If you've been keeping up, you know I help out with Route 56 (a 5th and 6th grade transitional ministry) at my church. My wonderful boyfriend teaches and it's honestly pretty high up there on my list of favorite things to do to hang out with crazy awkward kids and hear his wisdom and teaching every week. Recently, we started a series on Jonah (to mirror the Jonah series in "big church" that their parents are hearing). It's been awesome so far and you should totally check out JD's wisdom on the book and listen to the sermons.
Starting the series, I recollected on my Sunday School days, remembering felt boards with Jonah in a whale, running from God, and then turning back to God to happily witness to the people of Nineveh. I was surprised by my own flawed memory of the story, however. Maybe I was never taught it correctly, or maybe I remembered it incorrectly - either way, I had some details wrong, specifically regarding the sailors, Jonah's time in the belly of the big fish, and how Jonah really felt about the Ninevites. All that to say, I didn't have the story 100% correct going into this series.
That being said, I was floored by the way our 5th and 6th graders responded when they heard we were learning about Jonah. Let's just say nearly all of them had seen the Veggie Tales version of the story. Not only had they seen it, but when we asked them details about the story, they regurgitated facts like "Jonah was just a veggie" and "The Ninevites were mean people because they slapped each other with fish all the time." Wait. What? Yes. Those are direct quotes. And they were eerily stated with Biblical weight. They genuinely thought that was true! Nowhere in the Bible are those things stated. Yes, for sure we know that the Ninevites were crazy mean people, but slapping people with fish?
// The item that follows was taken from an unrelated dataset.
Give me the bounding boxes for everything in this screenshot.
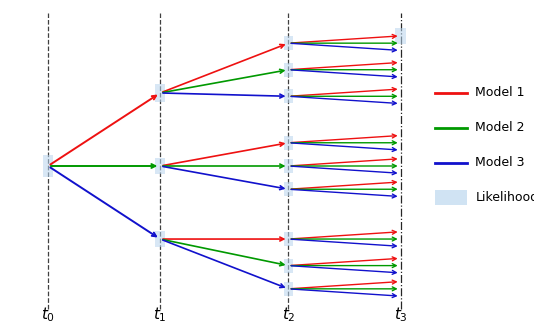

Really?
Some of the students were particularly curious about what Jonah did while he was in the belly of the big fish. "How did he eat?" "Did it smell bad?" "Was he actually in the stomach?" "Did he, like, eat the other fish that the bigger fish had already eaten?" "How could he even see because it would've been dark?" (The questions 5th & 6th graders can come up with really are quite astonishing.) Finally one student put everyone's questions to rest by stating, in Veggie Tale style, that Jonah saw because there were angels in the belly of the fish, which made it light, and he ate from the ship that the big fish had previously eaten.
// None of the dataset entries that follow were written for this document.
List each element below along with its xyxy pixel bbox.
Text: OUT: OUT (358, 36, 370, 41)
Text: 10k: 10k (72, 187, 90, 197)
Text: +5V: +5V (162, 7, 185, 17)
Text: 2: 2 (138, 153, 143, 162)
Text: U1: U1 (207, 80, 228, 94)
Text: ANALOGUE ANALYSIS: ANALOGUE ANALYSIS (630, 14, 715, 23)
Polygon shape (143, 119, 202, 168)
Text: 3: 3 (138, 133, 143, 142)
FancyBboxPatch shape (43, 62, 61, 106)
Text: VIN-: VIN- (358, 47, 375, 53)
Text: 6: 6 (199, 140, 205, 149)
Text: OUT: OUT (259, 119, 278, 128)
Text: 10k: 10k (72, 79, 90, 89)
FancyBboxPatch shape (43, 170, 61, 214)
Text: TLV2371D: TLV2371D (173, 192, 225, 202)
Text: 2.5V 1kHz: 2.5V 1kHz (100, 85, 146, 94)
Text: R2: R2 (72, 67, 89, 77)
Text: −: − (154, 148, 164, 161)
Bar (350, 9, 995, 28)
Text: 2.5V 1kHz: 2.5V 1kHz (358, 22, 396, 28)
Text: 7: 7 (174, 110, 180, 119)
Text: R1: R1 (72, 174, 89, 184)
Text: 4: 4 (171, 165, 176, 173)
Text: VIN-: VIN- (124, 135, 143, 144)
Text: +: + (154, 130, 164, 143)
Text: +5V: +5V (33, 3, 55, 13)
Okay, I'm not blaming the kids for remembering crazy things from the only source they know about Jonah. I'm not necessarily blaming the parents either. I mean they probably gave the babysitter instructions to let the kids watch it while they went out for date night. Totally understandable. I've thought about a few years down the road when I have kids, would I rather them watch an outlandish Barbie movie about fairies or Veggie Tales? Probs the latter.
So, here's my beef: kids are detail-oriented. They don't remember the big picture or the general message from something. Our 5th and 6th graders can't recall the lesson we learned two weeks ago, but they can remember the obscure nickname they gave a student in the middle of August. So when kids watch things like Veggie Tales, they remember small details that are seemingly harmless, not the general Bible story. Also, kids have a hard time distinguishing fiction from reality. It would seem logical that a child would understand that Jonah didn't choose being a veggie for his occupation, but when asked what Jonah did, all they can remember is that he was "just a veggie." Personally, some of my friends who grew up watching Veggie Tales still to this day, as college students, have a hard time remembering if details of the Bible stories they watched were fact or fiction.
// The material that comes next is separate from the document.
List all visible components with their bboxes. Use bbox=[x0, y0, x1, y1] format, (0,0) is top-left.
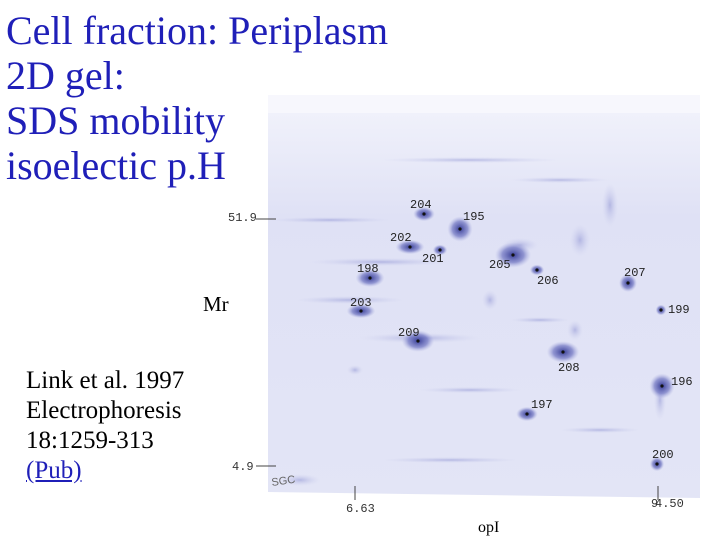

Real talk: I think Veggie Tales is super clever and catchy. Let's be real, the songs are awesome. And I'm still undecided on if I'll let my kids watch them or not. If kids are allowed to watch Veggie Tales (and other Biblically based things), they need to be told what the Bible actually says about what they're viewing. Kids aren't going to remember that Jonah angrily fled God's presence and that God pursued him, which is a huge display of the Gospel. They are going to remember details which may or may not be in line with Scripture. Students need to be set straight on Biblical details so that they can later form solid theology fully based on Scripture.